Embedded in this culture of niche technicality is an element of mainstream politics that one might not expect to find—that of inclusivity, intersectionality, and democratization of power. “Privacy tends to be a bipartisan issue, and you get people from all walks of life who are interested in it,” said Kevin Gallagher, an independent activist and security research Ph.D. student, when interviewed by The Politic.
Everyone I talked to echoed this sentiment: Rose mentioned how important it was for the digital rights movement to make alliances with other causes and not delegate disproportionate power to white men; he also noted that the emphasis on being good at coding and computer science affords more privilege to the wealthy and technically inclined. Bogil said the digital rights community was “the most inclusive community [he’s] part of,” and that he’s grateful to have been exposed to various different groups through digital rights activism, such as the transgender community, that he might not have connected with otherwise.
Buttar spoke about his experiences with other social causes and witnessing digital rights being aligned with issues pushed by Black Lives Matter and other communities of color, explaining that digital rights is often encompassed in the goals of other social movements. He believes that “cyberspace anonymizes and liberates people.” Indeed, due to the spread of sharing and collective action platforms, one no longer has to be able-bodied or wealthy to participate in advocacy, and digital rights activists are trying to expand this access in every way they can.
Finally, a question of ideology: how much data do these activists think the government deserves, in the name of national security or otherwise? What about industry? (And what justification, if any, would there be for corporate surveillance?)
For government, there seems to be a consensus that surveillance is acceptable with popular consent, that governmental agencies need warrants to collect data, and that information needs to be gathered on a case-by-case basis. That is, if phone calls are tapped to determine the whereabouts of an individual, data from those phone calls cannot be used for any other purpose without a warrant. Buttar also points out that the purpose of surveillance, historically, has not always been national security, and that the public has no way of knowing exactly how effective surveillance is in preventing terror attacks.
On the industry side, opinions become more scattered on the spectrum of permissibility.
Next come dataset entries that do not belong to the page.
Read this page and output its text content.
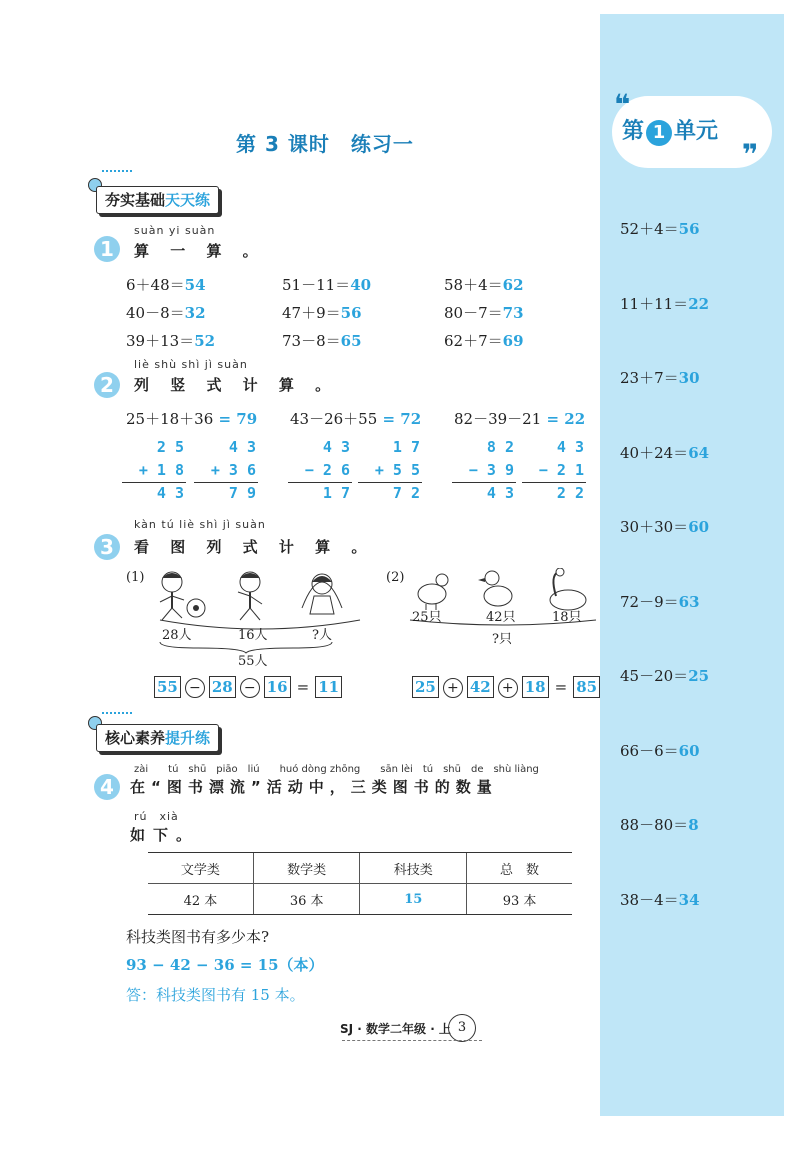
❝
❞
第 1 单元
52＋4＝56
11＋11＝22
23＋7＝30
40＋24＝64
30＋30＝60
72－9＝63
45－20＝25
66－6＝60
88－80＝8
38－4＝34
第 3 课时　练习一
夯实基础天天练
1
suàn yi suàn
算 一 算 。
6＋48＝54	51－11＝40	58＋4＝62
40－8＝32	47＋9＝56	80－7＝73
39＋13＝52	73－8＝65	62＋7＝69
2
liè shù shì jì suàn
列 竖 式 计 算 。
25＋18＋36 = 79 43－26＋55 = 72 82－39－21 = 22
2 5
+ 1 8
4 3
4 3
+ 3 6
7 9
4 3
− 2 6
1 7
1 7
+ 5 5
7 2
8 2
− 3 9
4 3
4 3
− 2 1
2 2
3
kàn tú liè shì jì suàn
看 图 列 式 计 算 。
(1)
28人	16人	?人
55人
55 − 28 − 16 = 11
(2)
25只	42只	18只
?只
25 + 42 + 18 = 85
核心素养提升练
4
zài　　tú　shū　piāo　liú　　huó dòng zhōng　　sān lèi　tú　shū　de　shù liàng
在“图书漂流”活动中，三类图书的数量
rú　xià
如下。
文学类	数学类	科技类	总　数
42 本	36 本	15	93 本
科技类图书有多少本?
93 − 42 − 36 = 15（本）
答：科技类图书有 15 本。
SJ · 数学二年级 · 上 3
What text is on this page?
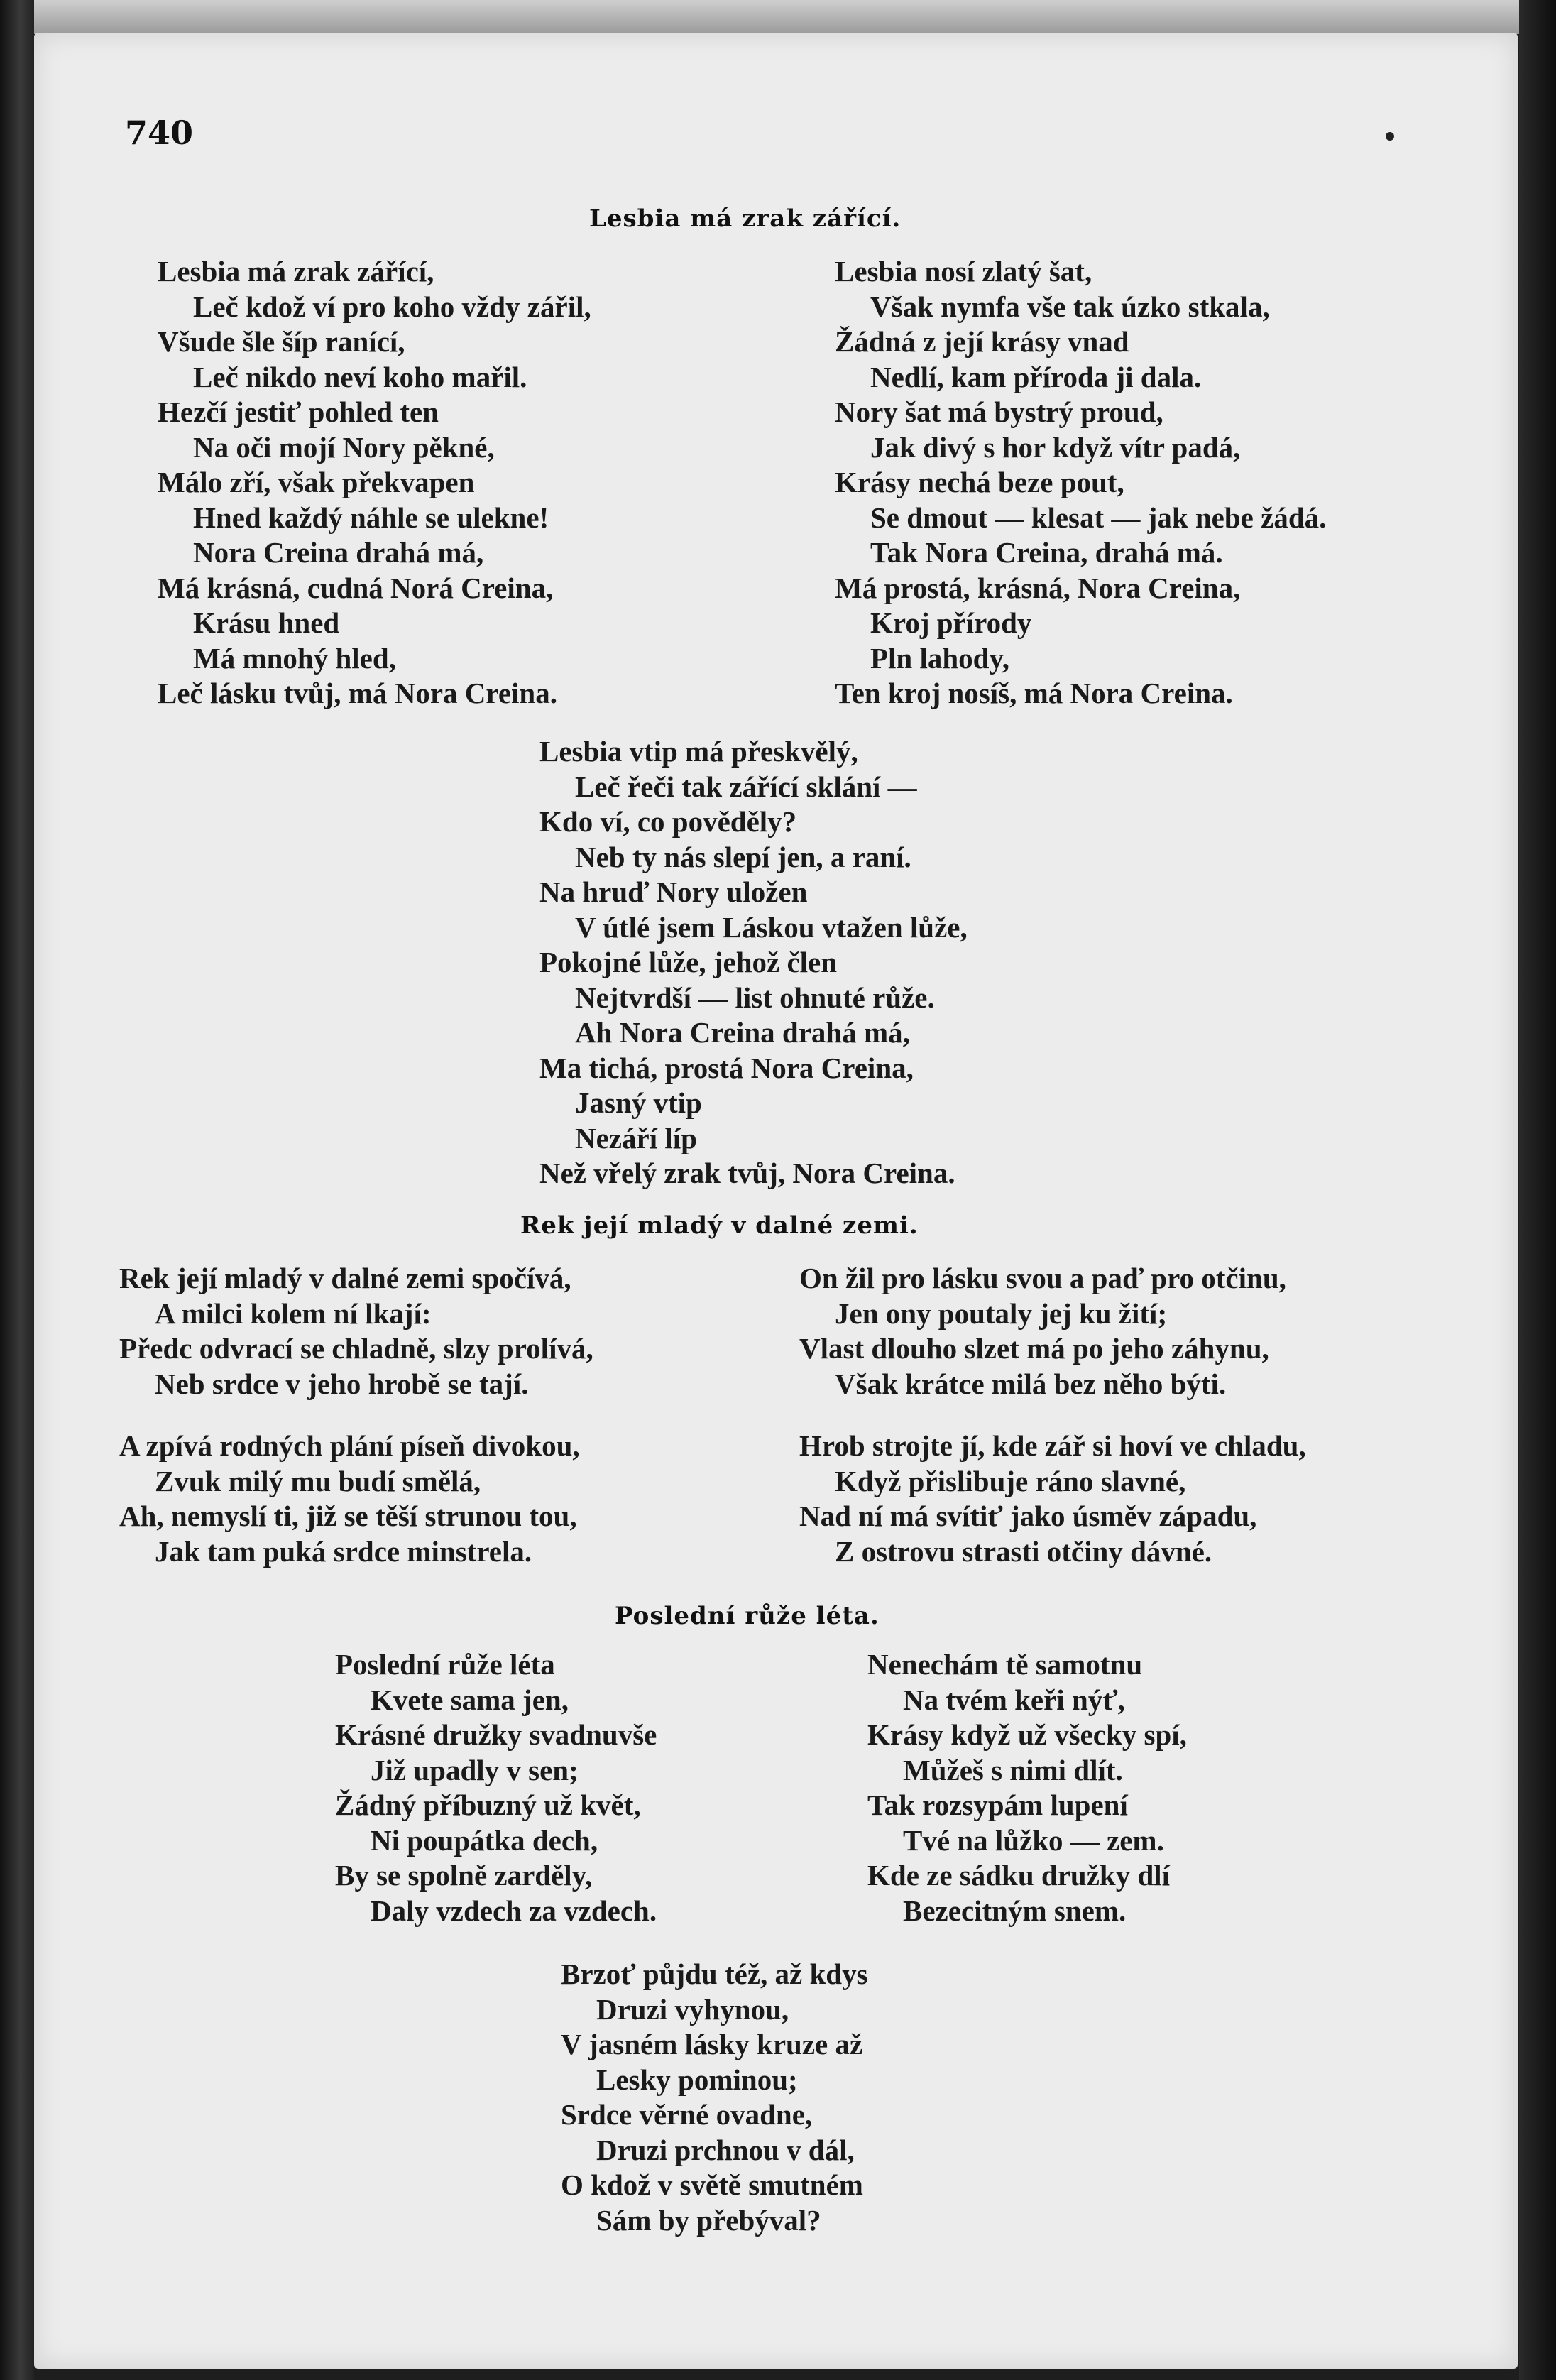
740
Lesbia má zrak zářící.
Lesbia má zrak zářící,
Leč kdož ví pro koho vždy zářil,
Všude šle šíp ranící,
Leč nikdo neví koho mařil.
Hezčí jestiť pohled ten
Na oči mojí Nory pěkné,
Málo zří, však překvapen
Hned každý náhle se ulekne!
Nora Creina drahá má,
Má krásná, cudná Norá Creina,
Krásu hned
Má mnohý hled,
Leč lásku tvůj, má Nora Creina.
Lesbia nosí zlatý šat,
Však nymfa vše tak úzko stkala,
Žádná z její krásy vnad
Nedlí, kam příroda ji dala.
Nory šat má bystrý proud,
Jak divý s hor když vítr padá,
Krásy nechá beze pout,
Se dmout — klesat — jak nebe žádá.
Tak Nora Creina, drahá má.
Má prostá, krásná, Nora Creina,
Kroj přírody
Pln lahody,
Ten kroj nosíš, má Nora Creina.
Lesbia vtip má přeskvělý,
Leč řeči tak zářící sklání —
Kdo ví, co pověděly?
Neb ty nás slepí jen, a raní.
Na hruď Nory uložen
V útlé jsem Láskou vtažen lůže,
Pokojné lůže, jehož člen
Nejtvrdší — list ohnuté růže.
Ah Nora Creina drahá má,
Ma tichá, prostá Nora Creina,
Jasný vtip
Nezáří líp
Než vřelý zrak tvůj, Nora Creina.
Rek její mladý v dalné zemi.
Rek její mladý v dalné zemi spočívá,
A milci kolem ní lkají:
Předc odvrací se chladně, slzy prolívá,
Neb srdce v jeho hrobě se tají.
A zpívá rodných plání píseň divokou,
Zvuk milý mu budí smělá,
Ah, nemyslí ti, již se těší strunou tou,
Jak tam puká srdce minstrela.
On žil pro lásku svou a paď pro otčinu,
Jen ony poutaly jej ku žití;
Vlast dlouho slzet má po jeho záhynu,
Však krátce milá bez něho býti.
Hrob strojte jí, kde zář si hoví ve chladu,
Když přislibuje ráno slavné,
Nad ní má svítiť jako úsměv západu,
Z ostrovu strasti otčiny dávné.
Poslední růže léta.
Poslední růže léta
Kvete sama jen,
Krásné družky svadnuvše
Již upadly v sen;
Žádný příbuzný už květ,
Ni poupátka dech,
By se spolně zarděly,
Daly vzdech za vzdech.
Nenechám tě samotnu
Na tvém keři nýť,
Krásy když už všecky spí,
Můžeš s nimi dlít.
Tak rozsypám lupení
Tvé na lůžko — zem.
Kde ze sádku družky dlí
Bezecitným snem.
Brzoť půjdu též, až kdys
Druzi vyhynou,
V jasném lásky kruze až
Lesky pominou;
Srdce věrné ovadne,
Druzi prchnou v dál,
O kdož v světě smutném
Sám by přebýval?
Bogil just prefers that there be regulations on what companies can do with collected information, while Buttar wants users to have full control over their data, and Gallagher doesn’t believe that companies are owed any information from users. Since the government is increasing its practice of buying data from private entities to skirt surveillance regulations, Bogil’s focus on the post-collection processing of data by private companies is especially pertinent.
Going forward, there remains significant work to be done to unify the digital rights movement and educate potential allies. “The most important thing that people need to do is to curate independent news sources,” says Buttar. “After that, find common cause. Even getting one or two other people who agree with you to do something together makes a difference—and that’s the essence of engaged citizenship.”